Neos-Metaverse / NeosPublic

A public issue/wiki only repository for the NeosVR project
197 stars 9 forks source link

Unexplainable Connection Failures #3357

Open Enverex opened 2 years ago

Enverex commented 2 years ago

Describe the bug?

When trying to join sessions, it occasionally seems to fail, trying again may fail again but it will eventually work. The host sees the client so it gets that far, but doesn't complete.

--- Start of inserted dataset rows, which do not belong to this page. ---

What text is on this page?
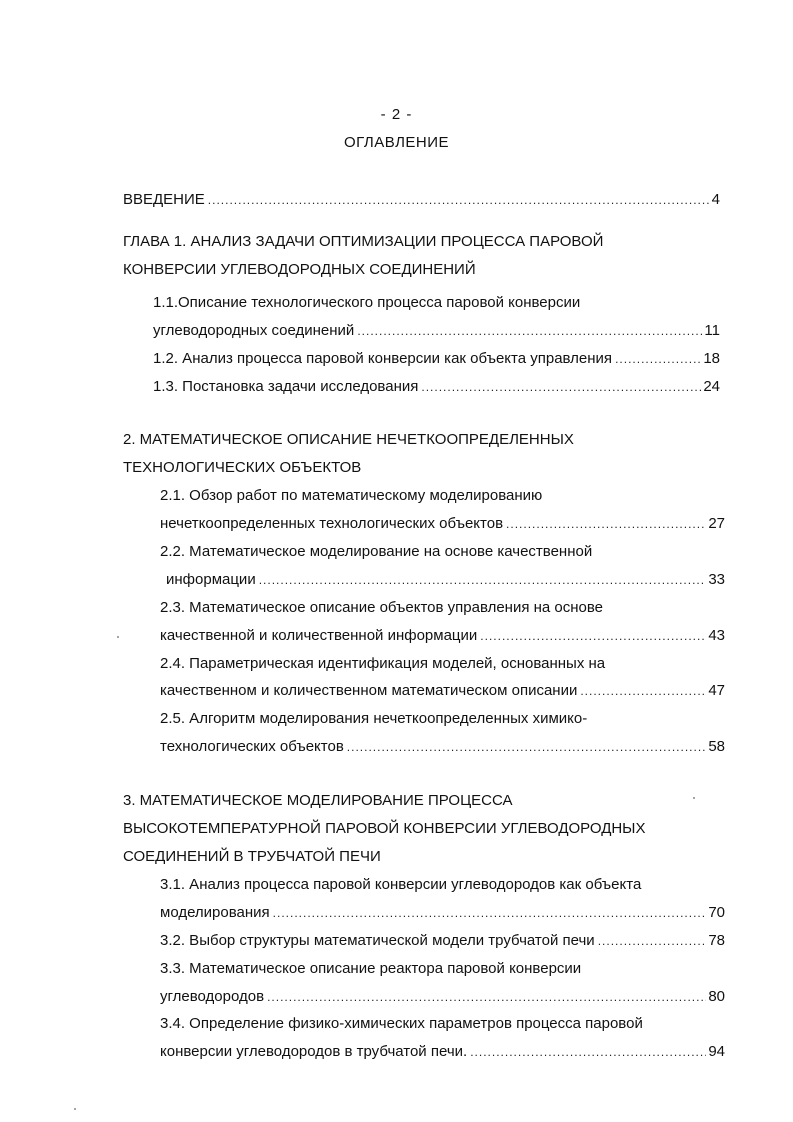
- 2 -
ОГЛАВЛЕНИЕ
ВВЕДЕНИЕ .....	4
ГЛАВА 1. АНАЛИЗ ЗАДАЧИ ОПТИМИЗАЦИИ ПРОЦЕССА ПАРОВОЙ
КОНВЕРСИИ УГЛЕВОДОРОДНЫХ СОЕДИНЕНИЙ
1.1.Описание технологического процесса паровой конверсии
углеводородных соединений .....	11
1.2. Анализ процесса паровой конверсии как объекта управления .....	18
1.3. Постановка задачи исследования .....	24
2. МАТЕМАТИЧЕСКОЕ ОПИСАНИЕ НЕЧЕТКООПРЕДЕЛЕННЫХ
ТЕХНОЛОГИЧЕСКИХ ОБЪЕКТОВ
2.1. Обзор работ по математическому моделированию
нечеткоопределенных технологических объектов .....	27
2.2. Математическое моделирование на основе качественной
информации .....	33
2.3. Математическое описание объектов управления на основе
качественной и количественной информации .....	43
2.4. Параметрическая идентификация моделей, основанных на
качественном и количественном математическом описании .....	47
2.5. Алгоритм моделирования нечеткоопределенных химико-
технологических объектов .....	58
3. МАТЕМАТИЧЕСКОЕ МОДЕЛИРОВАНИЕ ПРОЦЕССА
ВЫСОКОТЕМПЕРАТУРНОЙ ПАРОВОЙ КОНВЕРСИИ УГЛЕВОДОРОДНЫХ
СОЕДИНЕНИЙ В ТРУБЧАТОЙ ПЕЧИ
3.1. Анализ процесса паровой конверсии углеводородов как объекта
моделирования .....	70
3.2. Выбор структуры математической модели трубчатой печи .....	78
3.3. Математическое описание реактора паровой конверсии
углеводородов .....	80
3.4. Определение физико-химических параметров процесса паровой
конверсии углеводородов в трубчатой печи. .....	94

From the client's perspective, you never enter the session. The connection messages (in the bottom left) disappear but the session never loads and there's no error message shown in-game.

Relevant issues

It could be related to the "kicked from world" reports in https://github.com/Neos-Metaverse/NeosPublic/issues/3265 but I've no evidence that's the case, just adding here just in case.

To Reproduce

Try joining a session. I can't really elaborate more than that unfortunately.

Expected behavior

For sessions to join or fail clearly, or in cases like this where there's no reason for it to fail, for the join to succeed.

Log Files

Example log from both the client and server side of this happening. On the client side, I saw messages about Punchthrough (attempt 1-5) then LNL Relay then the messages disappeared, but nothing had happened.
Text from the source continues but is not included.